US crosses 500,000th Covid-19 death

Published February 23, 2021
The American flag is seen at half staff over the White House in Washington, DC, February 22, 2021, in honor of the 500,000 lives lost to coronavirus in the United States. —  AFP
The American flag is seen at half staff over the White House in Washington, DC, February 22, 2021, in honor of the 500,000 lives lost to coronavirus in the United States. — AFP

NEW YORK: The United States crossed the staggering milestone of 500,000 Covid-19 deaths on Monday — just over a year since the coronavirus pandemic claimed its first known victim in Santa Clara County, California.

The country had recorded more than 28 million Covid cases and 500,054 lives lost as of Monday afternoon, although daily cases and hospitalisations have fallen to the lowest level since before the Thanksgiving and Christmas holidays.

About 19 percent of total global coronavirus deaths have occurred in the United States, an outsized figure given that the nation accounts for just four percent of the world’s population.

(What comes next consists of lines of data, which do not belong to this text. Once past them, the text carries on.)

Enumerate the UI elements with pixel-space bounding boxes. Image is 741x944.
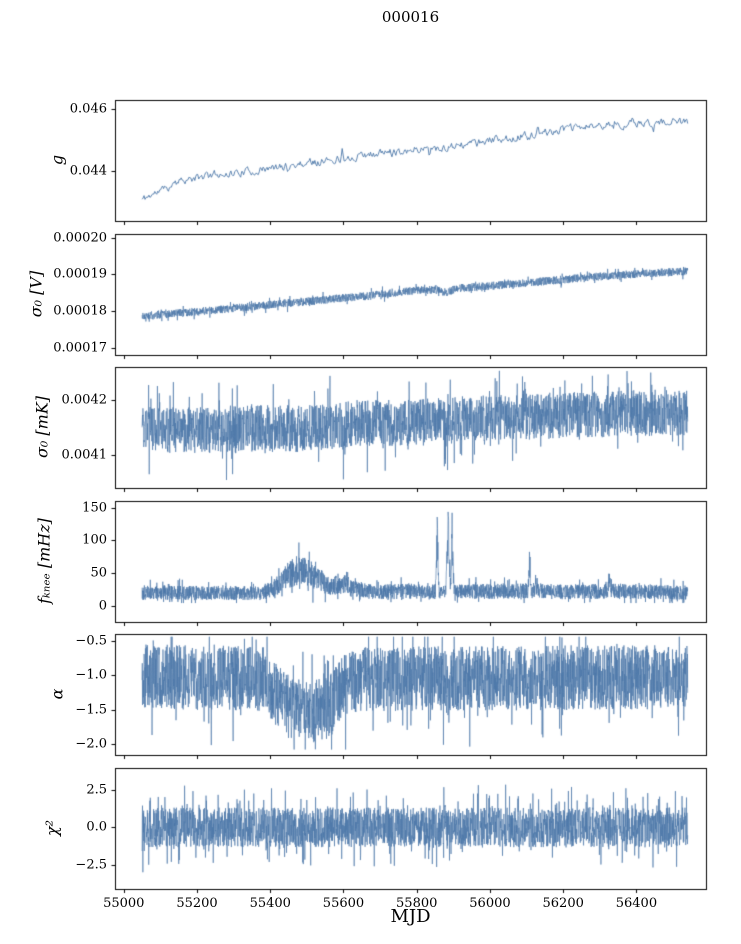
x-tick-label: 55200 xyxy=(176,896,218,911)
y-tick-label: 0 xyxy=(98,598,107,614)
x-tick-label: 55600 xyxy=(322,896,365,911)
y-tick-label: 0.0 xyxy=(86,819,107,835)
y-tick-label: −0.5 xyxy=(75,633,107,649)
x-tick-label: 55000 xyxy=(103,896,145,911)
chart-title: 000016 xyxy=(381,8,440,26)
x-tick-label: 56200 xyxy=(542,896,584,911)
y-axis-label-sigma0-mk: σ₀ [mK] xyxy=(32,395,52,459)
x-tick-label: 55400 xyxy=(249,896,291,911)
y-tick-label: 2.5 xyxy=(86,782,107,798)
y-tick-label: 50 xyxy=(90,565,107,581)
y-tick-label: 0.044 xyxy=(69,163,107,179)
y-axis-label-alpha: α xyxy=(47,688,67,700)
y-axis-label-sigma0-v: σ₀ [V] xyxy=(26,270,46,318)
y-tick-label: −1.5 xyxy=(75,702,107,718)
y-tick-label: 0.00020 xyxy=(53,230,107,246)
y-tick-label: 0.00018 xyxy=(53,303,107,319)
y-tick-label: 0.0042 xyxy=(61,392,108,408)
y-tick-label: 0.00017 xyxy=(53,340,107,356)
y-tick-label: 0.00019 xyxy=(53,266,107,282)
y-tick-label: 150 xyxy=(82,500,107,516)
y-tick-label: 0.046 xyxy=(69,101,107,117)
y-tick-label: −1.0 xyxy=(75,667,107,683)
y-tick-label: 100 xyxy=(82,532,107,548)
y-axis-label-g: g xyxy=(47,154,67,166)
y-axis-label-chi2: χ² xyxy=(42,819,62,837)
y-tick-label: −2.5 xyxy=(75,857,107,873)
x-tick-label: 56400 xyxy=(615,896,658,911)
y-tick-label: −2.0 xyxy=(75,736,107,752)
y-tick-label: 0.0041 xyxy=(61,447,108,463)
x-tick-label: 56000 xyxy=(469,896,511,911)
x-axis-label: MJD xyxy=(390,906,431,927)
x-tick-label: 55800 xyxy=(396,896,438,911)
y-axis-label-fknee: fₖₙₑₑ [mHz] xyxy=(34,518,54,604)
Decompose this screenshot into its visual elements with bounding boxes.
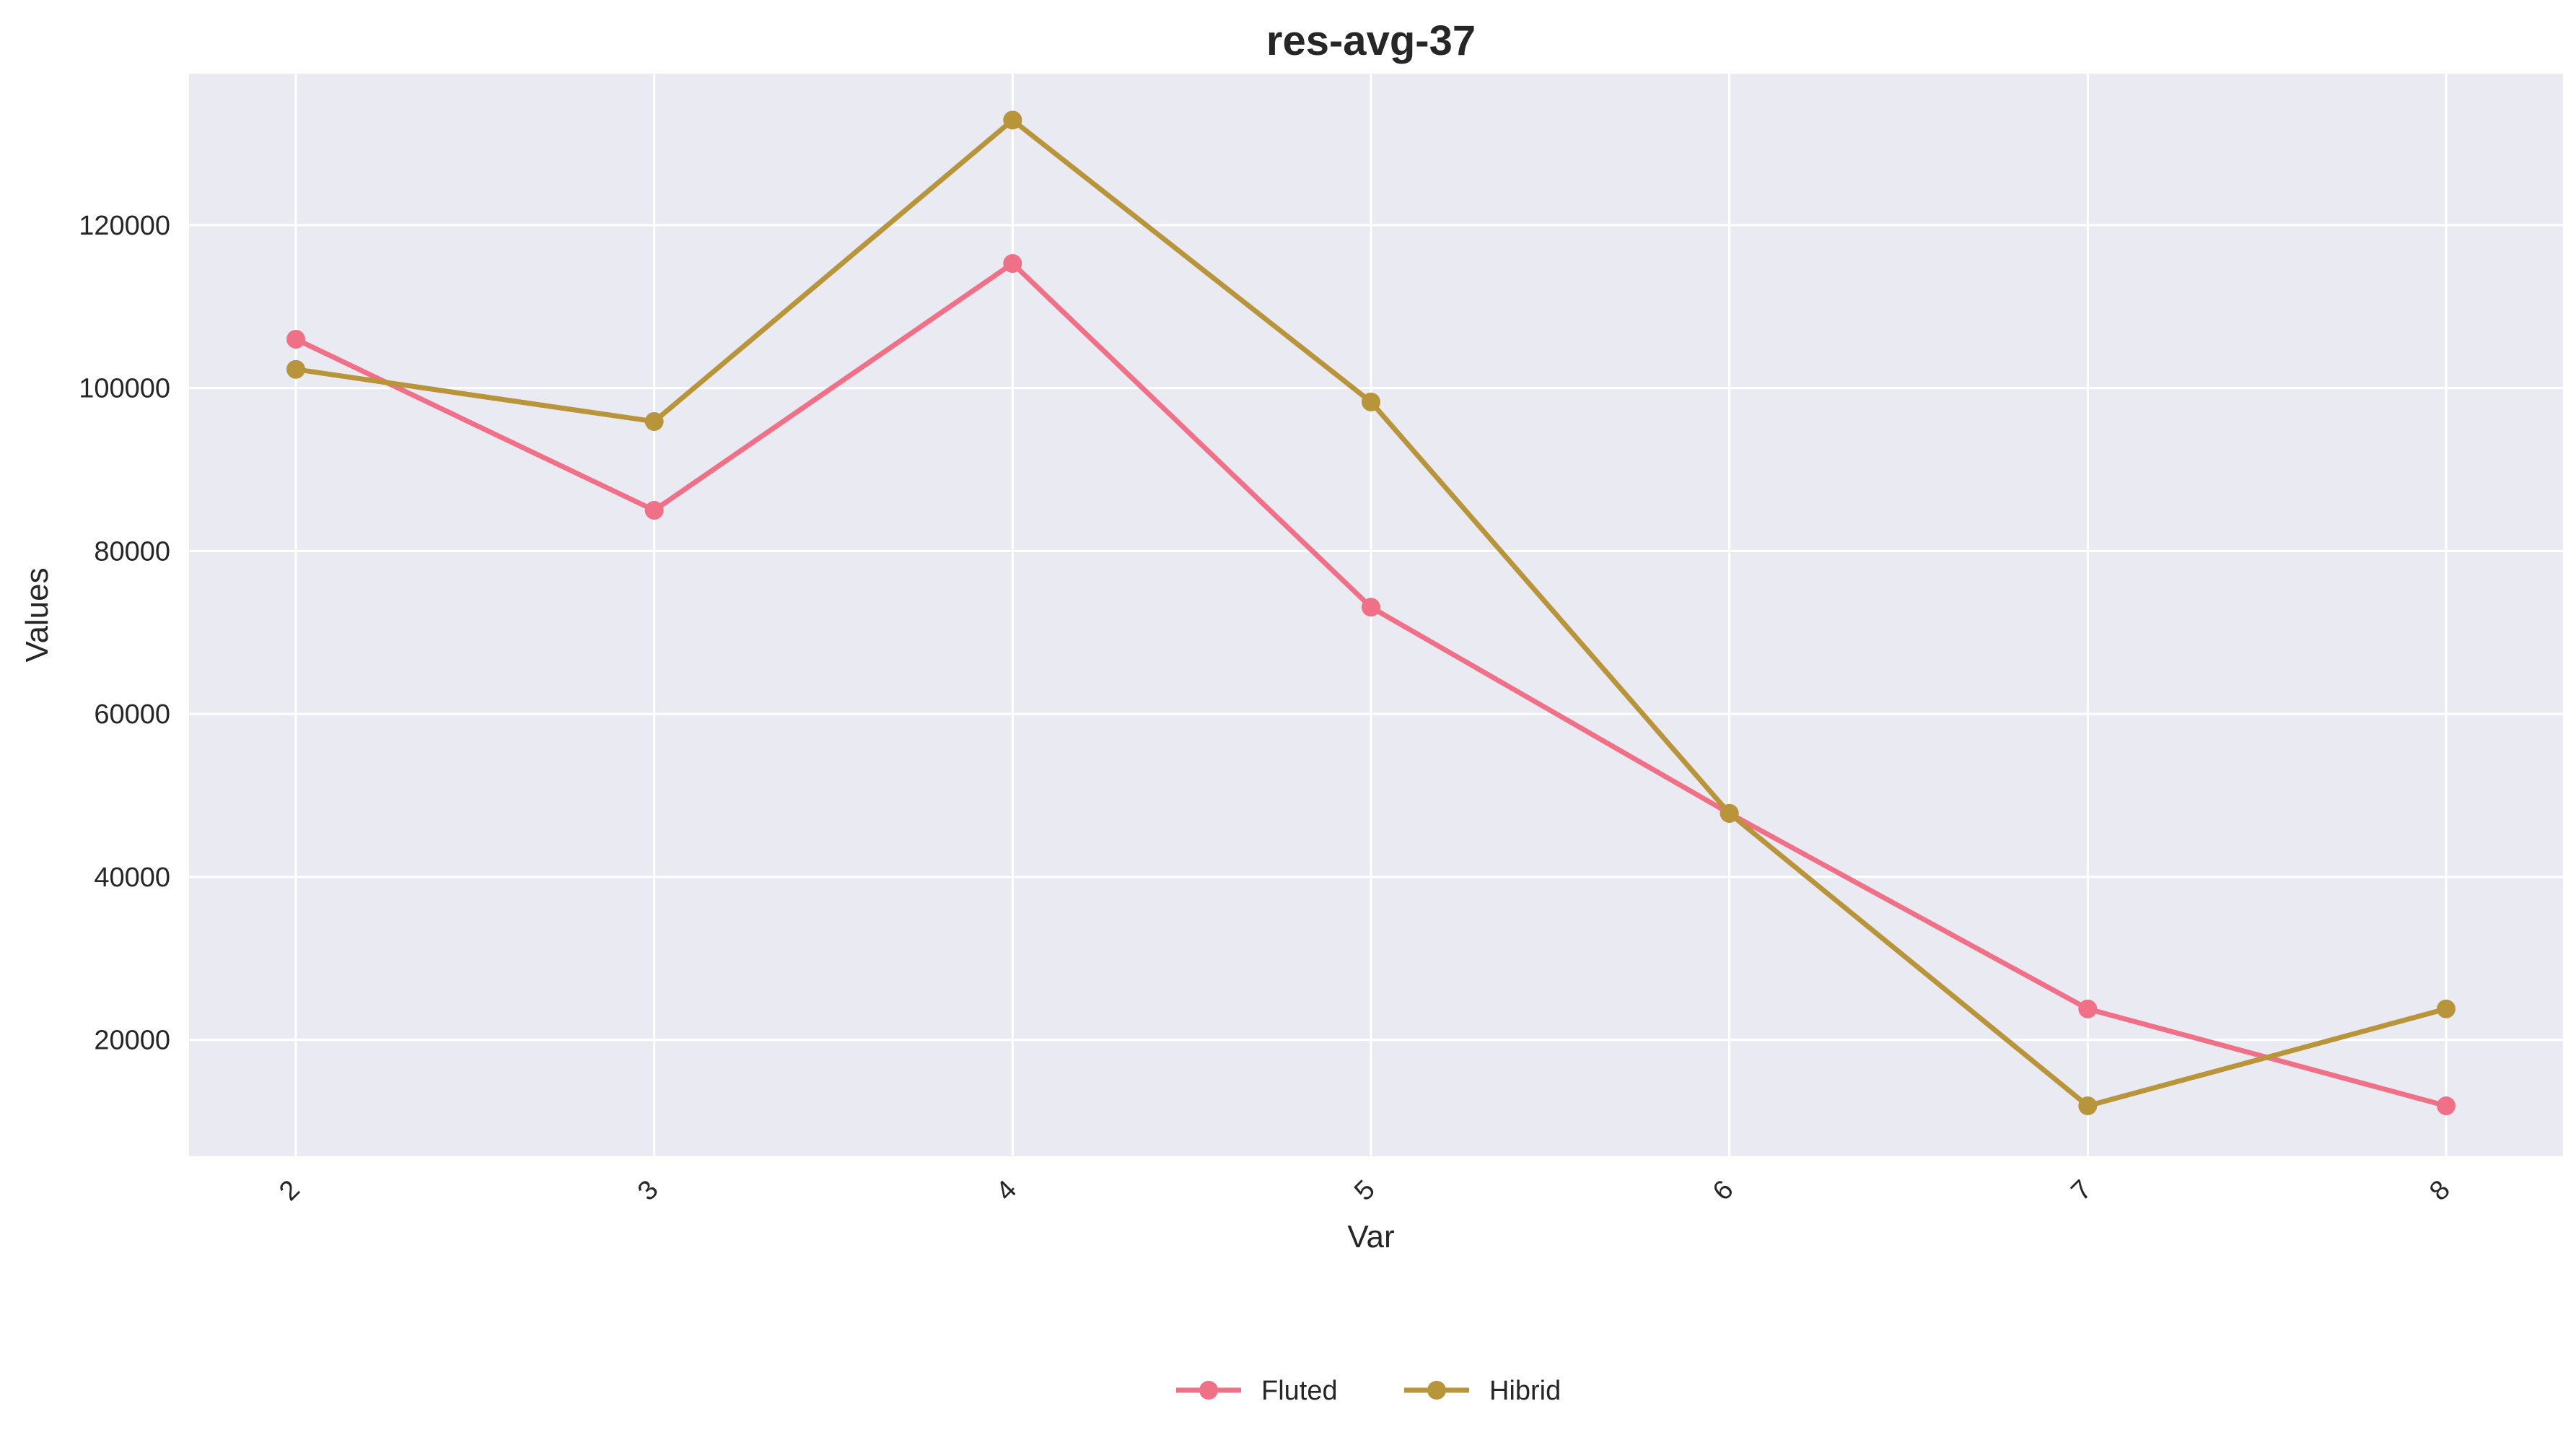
data-point [2078, 999, 2098, 1018]
x-tick-label: 2 [273, 1174, 306, 1207]
x-tick-label: 5 [1349, 1174, 1381, 1207]
y-axis-label: Values [19, 567, 55, 662]
legend-label: Hibrid [1489, 1376, 1561, 1406]
series-layer [286, 110, 2455, 1116]
legend-marker [1427, 1381, 1446, 1400]
x-axis-ticks: 2 3 4 5 6 7 8 [273, 1174, 2456, 1207]
legend-label: Fluted [1261, 1376, 1338, 1406]
y-axis-ticks: 20000 40000 60000 80000 100000 120000 [79, 211, 170, 1056]
x-tick-label: 6 [1707, 1174, 1740, 1207]
y-tick-label: 20000 [94, 1026, 170, 1056]
y-tick-label: 40000 [94, 863, 170, 893]
data-point [1003, 110, 1022, 130]
legend: Fluted Hibrid [1176, 1376, 1561, 1406]
data-point [2078, 1096, 2098, 1116]
y-tick-label: 80000 [94, 536, 170, 567]
data-point [1362, 598, 1380, 617]
legend-item: Fluted [1176, 1376, 1338, 1406]
y-tick-label: 60000 [94, 699, 170, 730]
legend-item: Hibrid [1404, 1376, 1561, 1406]
x-tick-label: 7 [2066, 1174, 2098, 1207]
x-tick-label: 4 [991, 1174, 1023, 1207]
data-point [2437, 1096, 2455, 1116]
y-tick-label: 100000 [79, 374, 170, 404]
chart-title: res-avg-37 [1266, 17, 1476, 64]
data-point [1362, 392, 1380, 411]
x-axis-label: Var [1347, 1219, 1394, 1254]
x-tick-label: 8 [2424, 1174, 2456, 1207]
legend-marker [1199, 1381, 1218, 1400]
data-point [286, 359, 305, 379]
data-point [286, 329, 305, 349]
x-tick-label: 3 [632, 1174, 665, 1207]
data-point [644, 411, 664, 431]
y-tick-label: 120000 [79, 211, 170, 241]
data-point [2437, 999, 2455, 1018]
data-point [1003, 253, 1022, 273]
series-hibrid [286, 110, 2455, 1116]
data-point [1719, 803, 1739, 823]
data-point [644, 500, 664, 520]
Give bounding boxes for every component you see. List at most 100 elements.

“These numbers are stunning,” Dr Anthony Fauci, a top infectious disease adviser to President Joe Biden, told ABC News. “If you look back historically, we’ve done worse than almost any other country and we’re a highly developed, rich country.”

The country’s poor performance reflects the lack of a unified, national response last year, when the administration of former president Donald Trump mostly left states to their own devices in tackling the greatest public health crisis in a century, with the president often in conflict with his own health experts.

President Biden ordered that US flags on federal property be lowered to half mast for five days.

The National Cathedral in Washington tolled its bells 500 times on Monday evening to honour the lives lost to Covid-19 in a livestream event.

The virus has taken a full year off the average life expectancy in the United States, the biggest decline since World War Two.

Sweeping through the United States at the beginning of last year, the epidemic had claimed its first 100,000 lives by May.